Então o senador José Sarney resolveu reescrever mais um capítulo da história do Brasil. Agora deu pra dizer que Collor não devia ter sofrido o impeachment. E digo reescrever mais um capítulo, pois já faz tempo que eles estão reescrevendo toda a nossa História. Lula é bastante criticado quando vem com aquela conversa mole de situar os bons acontecimentos a partir de sua subida ao poder, mas é um fato que nem isso começou com o PT e ele não é o único a tentar mudar a leitura histórica a seu favor. Toda essa politicalhada em todo o país vem já há algum tempo dando um feitio à memória brasileira que nada tem a ver com o que realmente aconteceu nesses anos todos.
Em cada cidade ou estado, dão nomes dos comparsas aos lugares públicos, comparsas atuais e comparsas que fizeram no passado algo parecido com o que eles fazem agora. Só para dar um exemplo, no Maranhão tem uma cidade chamada Presidente Sarney. Como diz a moçada: é mole? Não é não. Tem até universidade Dona Lindu, aquela pobre senhora que o filho disse ter nascida analfabeta, não tem? Pois é.
A esquerda também faz a sua parte neste embaralhamento da memória. Só para citar um caso, o mensaleiro José Genoino pode acabar passando para a História como um homem de bem amedalhado em nome do Exército Brasileiro pelo ministro da Defesa, Nelson Jobim. E para merecer ser execrado Genoíno nem precisaria ter se metido na patifaria que foi o mensalão. Bem antes disso ele estava na Amazônia com um bando que pretendia transformar este país numa ditadura ao estilo maoísta, ou da Albânia, dependendo da ideologia da vez, cada uma pior que a outra.
Mas hoje o Sarney apareceu dizendo que o impeachment do ex-presidente Fernando Collor foi excluído da galeria de imagens da Casa. Nem é preciso perguntar de onde partiu a ordem para livrar a barra do agora companheiro de tretas senatoriais, não é mesmo?

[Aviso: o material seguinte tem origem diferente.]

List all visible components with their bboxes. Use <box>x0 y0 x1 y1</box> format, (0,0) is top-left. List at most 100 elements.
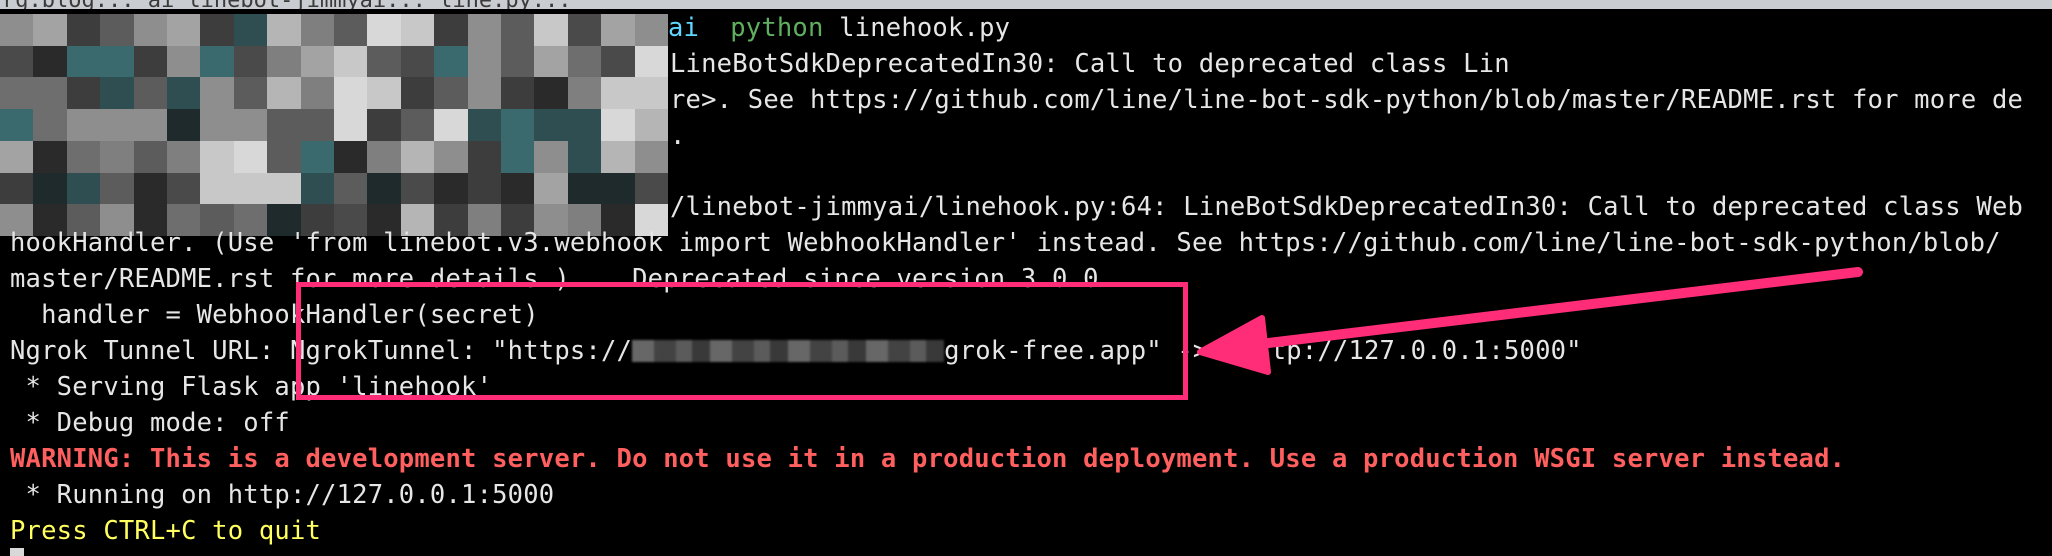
redacted-pixel <box>467 109 501 141</box>
command-name: python <box>730 13 824 43</box>
redacted-pixel <box>66 77 101 110</box>
quit-hint-line: Press CTRL+C to quit <box>10 516 322 546</box>
warning-line: WARNING: This is a development server. D… <box>10 444 1846 474</box>
redacted-pixel <box>467 140 501 173</box>
redacted-pixel <box>33 140 67 173</box>
redacted-pixel <box>501 77 535 110</box>
redacted-pixel <box>634 172 668 205</box>
redacted-pixel <box>200 140 234 173</box>
redacted-pixel <box>300 14 334 46</box>
redacted-pixel <box>167 172 201 205</box>
redacted-pixel <box>300 172 334 205</box>
redacted-pixel <box>400 140 435 173</box>
redacted-pixel <box>501 109 535 141</box>
output-line: /linebot-jimmyai/linehook.py:64: LineBot… <box>670 192 2024 222</box>
redacted-pixel <box>634 14 668 46</box>
redacted-pixel <box>167 140 201 173</box>
redacted-pixel <box>567 109 602 141</box>
redacted-pixel <box>567 140 602 173</box>
redacted-pixel <box>534 140 568 173</box>
output-line: * Running on http://127.0.0.1:5000 <box>10 480 555 510</box>
window-title-bar: rg.blog... ai linebot-jimmyai... line.py… <box>0 0 2052 9</box>
redacted-pixel <box>334 14 368 46</box>
redacted-pixel <box>167 77 201 110</box>
redacted-pixel <box>534 14 568 46</box>
redacted-pixel <box>200 45 234 78</box>
redacted-pixel <box>534 45 568 78</box>
redacted-pixel <box>334 140 368 173</box>
redacted-pixel <box>167 45 201 78</box>
redacted-pixel <box>66 172 101 205</box>
redacted-pixel <box>334 45 368 78</box>
redacted-pixel <box>267 109 301 141</box>
redacted-pixel <box>66 45 101 78</box>
redacted-pixel <box>467 14 501 46</box>
redacted-pixel <box>367 172 401 205</box>
redacted-pixel <box>66 109 101 141</box>
redacted-pixel <box>300 140 334 173</box>
output-line: * Debug mode: off <box>10 408 290 438</box>
redacted-pixel <box>434 140 468 173</box>
redacted-pixel <box>233 77 268 110</box>
redacted-pixel <box>534 109 568 141</box>
redacted-pixel <box>33 172 67 205</box>
redacted-pixel <box>501 45 535 78</box>
redacted-pixel <box>434 77 468 110</box>
redacted-pixel <box>233 14 268 46</box>
redacted-pixel <box>367 140 401 173</box>
redacted-pixel <box>66 14 101 46</box>
redacted-pixel <box>200 109 234 141</box>
redacted-pixel <box>100 140 134 173</box>
redacted-pixel <box>434 172 468 205</box>
redacted-pixel <box>334 77 368 110</box>
redacted-pixel <box>233 109 268 141</box>
redacted-pixel <box>300 77 334 110</box>
redacted-pixel <box>267 14 301 46</box>
redacted-pixel <box>367 14 401 46</box>
redacted-pixel <box>567 14 602 46</box>
virtualenv-label: ai <box>668 13 700 43</box>
redacted-pixel <box>133 14 167 46</box>
redacted-pixel <box>634 45 668 78</box>
redacted-pixel <box>400 14 435 46</box>
redacted-pixel <box>200 77 234 110</box>
redacted-pixel <box>100 45 134 78</box>
redacted-pixel <box>634 140 668 173</box>
redacted-pixel <box>567 77 602 110</box>
terminal-cursor <box>10 548 24 556</box>
redacted-pixel <box>33 45 67 78</box>
redacted-pixel <box>400 172 435 205</box>
redacted-pixel <box>0 77 34 110</box>
redacted-pixel <box>400 109 435 141</box>
command-args: linehook.py <box>839 13 1011 43</box>
redacted-pixel <box>367 77 401 110</box>
redacted-pixel <box>0 140 34 173</box>
redacted-pixel <box>133 45 167 78</box>
redacted-pixel <box>33 77 67 110</box>
window-title-text: rg.blog... ai linebot-jimmyai... line.py… <box>2 0 572 9</box>
redacted-pixel <box>467 172 501 205</box>
redacted-pixel <box>267 140 301 173</box>
redacted-pixel <box>501 14 535 46</box>
redacted-pixel <box>601 172 635 205</box>
redacted-pixel <box>133 109 167 141</box>
terminal-window[interactable]: rg.blog... ai linebot-jimmyai... line.py… <box>0 0 2052 556</box>
redacted-pixel <box>233 140 268 173</box>
redacted-pixel <box>167 14 201 46</box>
redacted-pixel <box>33 14 67 46</box>
redacted-pixel <box>233 45 268 78</box>
redacted-pixel <box>100 172 134 205</box>
redacted-pixel <box>434 109 468 141</box>
redacted-pixel <box>334 172 368 205</box>
redacted-pixel <box>100 109 134 141</box>
redacted-pixel <box>501 140 535 173</box>
redacted-pixel <box>33 109 67 141</box>
output-line: . <box>670 121 686 151</box>
redacted-pixel <box>267 45 301 78</box>
output-line: LineBotSdkDeprecatedIn30: Call to deprec… <box>670 49 1510 79</box>
output-line: hookHandler. (Use 'from linebot.v3.webho… <box>10 228 2001 258</box>
redacted-region <box>0 14 668 236</box>
redacted-pixel <box>100 77 134 110</box>
redacted-pixel <box>634 109 668 141</box>
redacted-pixel <box>534 172 568 205</box>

A justificativa de Sarney para tirar esse que é um dos fatos mais importantes da nossa história recente é que é interessante. Primeiro ele disse que o impeachment de Collor “não é tão marcante”, o que é uma das avaliações mais estúpidas sobre este fato, e depois disse que “talvez fosse um acidente que não devia ter acontecido na história do Brasil".
Vamos à fala na íntegra: "Não posso censurar os historiadores que foram encarregados de fazer a história. Agora, eu acho que talvez esse episódio seja apenas um acidente e não devia ter acontecido na história do Brasil. Não é tão marcante como foram os fatos que aqui estão contados, que construíram a história e não os que de certo modo não deviam ter acontecido”.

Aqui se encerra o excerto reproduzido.